The good times were not to continue, as everyone in the industry knows. “The frenzy ended up being short lived and contributed to the broader economy’s overheating and excessive inflation, pushing the consumer price index (CPI) to increase by 9.1% in June 2022,” the Morningstar report said. “To combat runaway inflation, the Fed stepped in with an aggressive rate hiking program, pushing interest rates from near 0% to 5.5%.”
“Recent rent growth data has shown disinflation, with most markets returning to historical norms or even showing negative monthly rent growth,” Morningstar said. Rent growth peaked in the second quarter of 2022. By Q1 of 2023, year-over-year rent growth was down to 5.9% — higher than the 10-year average but the lowest since the third quarter of 2021. Quarter-over-quarter rent growth has fallen from 7.7% in Q3 2021 to -0.9% in Q1 2023, then moved back up to 0.7% in the second quarter. New construction coming online has been driving vacancy rates upward and that will have a negative effect on potential rents.

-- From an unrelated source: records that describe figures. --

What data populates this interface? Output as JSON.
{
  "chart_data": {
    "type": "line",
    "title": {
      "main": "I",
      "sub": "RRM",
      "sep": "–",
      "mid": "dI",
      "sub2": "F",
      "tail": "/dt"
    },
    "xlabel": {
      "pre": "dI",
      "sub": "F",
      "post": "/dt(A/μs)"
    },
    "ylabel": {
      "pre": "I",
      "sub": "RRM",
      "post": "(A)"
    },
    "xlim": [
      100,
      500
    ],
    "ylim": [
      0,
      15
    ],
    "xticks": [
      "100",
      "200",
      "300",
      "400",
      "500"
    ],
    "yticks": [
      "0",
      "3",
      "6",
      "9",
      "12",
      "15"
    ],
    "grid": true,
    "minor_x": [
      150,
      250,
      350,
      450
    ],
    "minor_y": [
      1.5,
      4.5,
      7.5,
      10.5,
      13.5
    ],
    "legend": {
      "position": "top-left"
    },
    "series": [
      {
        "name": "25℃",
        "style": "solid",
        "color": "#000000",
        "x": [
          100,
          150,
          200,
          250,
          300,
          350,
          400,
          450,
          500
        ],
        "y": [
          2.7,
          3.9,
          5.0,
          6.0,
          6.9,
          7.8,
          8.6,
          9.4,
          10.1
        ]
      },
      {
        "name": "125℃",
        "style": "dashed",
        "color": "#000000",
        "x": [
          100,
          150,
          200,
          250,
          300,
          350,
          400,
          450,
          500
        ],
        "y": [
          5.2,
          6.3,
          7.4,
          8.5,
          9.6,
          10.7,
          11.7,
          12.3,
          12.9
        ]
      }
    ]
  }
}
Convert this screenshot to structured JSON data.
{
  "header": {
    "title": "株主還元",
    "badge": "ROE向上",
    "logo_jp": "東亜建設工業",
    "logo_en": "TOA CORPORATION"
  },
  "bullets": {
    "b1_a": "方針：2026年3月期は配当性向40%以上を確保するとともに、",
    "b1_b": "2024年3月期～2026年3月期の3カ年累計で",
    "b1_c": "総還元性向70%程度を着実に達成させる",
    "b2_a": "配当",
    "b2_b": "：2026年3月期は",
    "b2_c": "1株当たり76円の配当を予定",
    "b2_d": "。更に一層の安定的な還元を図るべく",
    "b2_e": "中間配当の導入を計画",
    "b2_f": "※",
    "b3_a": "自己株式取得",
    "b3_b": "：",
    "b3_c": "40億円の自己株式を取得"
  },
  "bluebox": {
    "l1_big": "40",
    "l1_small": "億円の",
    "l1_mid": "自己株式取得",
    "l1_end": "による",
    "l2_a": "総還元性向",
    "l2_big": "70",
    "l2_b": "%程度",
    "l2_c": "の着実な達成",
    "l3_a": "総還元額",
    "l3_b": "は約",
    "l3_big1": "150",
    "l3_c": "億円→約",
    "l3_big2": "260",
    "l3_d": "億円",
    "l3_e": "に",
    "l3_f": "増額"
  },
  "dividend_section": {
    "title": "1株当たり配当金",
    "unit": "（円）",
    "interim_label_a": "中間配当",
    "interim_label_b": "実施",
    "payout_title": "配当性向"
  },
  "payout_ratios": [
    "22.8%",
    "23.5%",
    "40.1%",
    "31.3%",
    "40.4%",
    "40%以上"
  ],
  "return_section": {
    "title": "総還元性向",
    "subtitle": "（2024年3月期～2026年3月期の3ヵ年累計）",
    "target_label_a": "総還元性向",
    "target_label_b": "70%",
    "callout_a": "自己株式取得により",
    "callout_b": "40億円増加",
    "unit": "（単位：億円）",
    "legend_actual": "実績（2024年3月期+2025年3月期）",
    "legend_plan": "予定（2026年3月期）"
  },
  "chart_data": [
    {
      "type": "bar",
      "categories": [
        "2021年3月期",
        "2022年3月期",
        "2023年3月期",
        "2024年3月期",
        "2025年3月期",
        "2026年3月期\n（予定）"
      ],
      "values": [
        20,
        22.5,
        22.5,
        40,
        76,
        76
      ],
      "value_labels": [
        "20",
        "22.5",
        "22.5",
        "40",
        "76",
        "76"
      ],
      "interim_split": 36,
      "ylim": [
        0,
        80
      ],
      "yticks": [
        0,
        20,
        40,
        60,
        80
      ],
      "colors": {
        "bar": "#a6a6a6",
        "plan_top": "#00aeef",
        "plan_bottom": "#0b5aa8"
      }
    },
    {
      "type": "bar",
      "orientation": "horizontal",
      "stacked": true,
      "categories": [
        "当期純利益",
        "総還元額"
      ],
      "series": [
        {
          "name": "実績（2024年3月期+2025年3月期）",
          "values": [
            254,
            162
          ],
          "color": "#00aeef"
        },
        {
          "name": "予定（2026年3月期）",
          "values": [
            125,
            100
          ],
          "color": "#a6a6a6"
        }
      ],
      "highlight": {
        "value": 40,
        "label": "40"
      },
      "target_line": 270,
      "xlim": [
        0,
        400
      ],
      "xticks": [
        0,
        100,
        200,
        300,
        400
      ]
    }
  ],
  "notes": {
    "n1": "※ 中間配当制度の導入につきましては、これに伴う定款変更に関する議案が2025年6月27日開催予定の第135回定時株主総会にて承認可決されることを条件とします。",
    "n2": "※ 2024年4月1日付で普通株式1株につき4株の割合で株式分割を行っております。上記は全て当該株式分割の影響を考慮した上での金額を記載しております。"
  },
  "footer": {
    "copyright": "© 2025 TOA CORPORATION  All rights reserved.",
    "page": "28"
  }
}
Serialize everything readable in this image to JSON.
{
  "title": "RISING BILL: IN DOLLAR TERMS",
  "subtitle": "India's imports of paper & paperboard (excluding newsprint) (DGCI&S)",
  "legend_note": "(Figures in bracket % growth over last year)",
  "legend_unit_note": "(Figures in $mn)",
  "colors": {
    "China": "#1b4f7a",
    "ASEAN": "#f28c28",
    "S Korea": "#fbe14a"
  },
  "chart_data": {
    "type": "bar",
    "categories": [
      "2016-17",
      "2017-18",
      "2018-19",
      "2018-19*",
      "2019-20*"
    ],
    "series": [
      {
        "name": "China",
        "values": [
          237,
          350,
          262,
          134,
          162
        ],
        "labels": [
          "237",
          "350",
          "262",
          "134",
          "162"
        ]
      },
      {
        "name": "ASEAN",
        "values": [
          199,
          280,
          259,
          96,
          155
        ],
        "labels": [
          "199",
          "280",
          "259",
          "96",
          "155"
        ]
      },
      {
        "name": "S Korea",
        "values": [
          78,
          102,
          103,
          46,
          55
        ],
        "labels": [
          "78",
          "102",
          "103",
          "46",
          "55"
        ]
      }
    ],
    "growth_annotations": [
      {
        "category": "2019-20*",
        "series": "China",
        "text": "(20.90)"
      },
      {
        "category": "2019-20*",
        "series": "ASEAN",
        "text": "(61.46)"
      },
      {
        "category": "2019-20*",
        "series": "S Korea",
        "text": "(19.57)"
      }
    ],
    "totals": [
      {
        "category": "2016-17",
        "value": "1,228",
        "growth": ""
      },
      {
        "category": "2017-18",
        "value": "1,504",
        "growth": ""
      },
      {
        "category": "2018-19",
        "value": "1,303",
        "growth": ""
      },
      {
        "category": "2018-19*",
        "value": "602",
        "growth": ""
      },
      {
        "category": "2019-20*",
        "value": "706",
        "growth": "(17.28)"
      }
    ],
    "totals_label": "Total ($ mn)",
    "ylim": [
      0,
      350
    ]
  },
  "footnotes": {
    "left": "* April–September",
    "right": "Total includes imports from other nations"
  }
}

So, there are headwinds facing the economy and CRE. One is the still existing potential for a recession. Some are saying that a soft landing is likely and that the potential for a recession recedes into the background.
Morningstar holds to a recession as a “serious possibility” with a roughly 30% chance of occurring in the next 12 months. But even though, such an event would be “short-lived” and multifamily “should avoid a dramatic decrease in performance.”
While many tenants have leases from almost a year ago with rents that are lower than current market ones, continued time will see a full turnover of rent rolls, with prices coming up. Loan delinquency rates have been increasing, but multifamily properties, at a 1.45% rate in July 2023, are still second lowest with only industrial better positioned.
“While single-family home inventory remains scarce, multifamily owners and investors can continue to expect relatively stable net operating income, which can help mitigate the effect of rising interest rates,” Morningstar concluded. “If underlying performance remains stable, investor returns in the multifamily market should outperform other major real estate sectors.”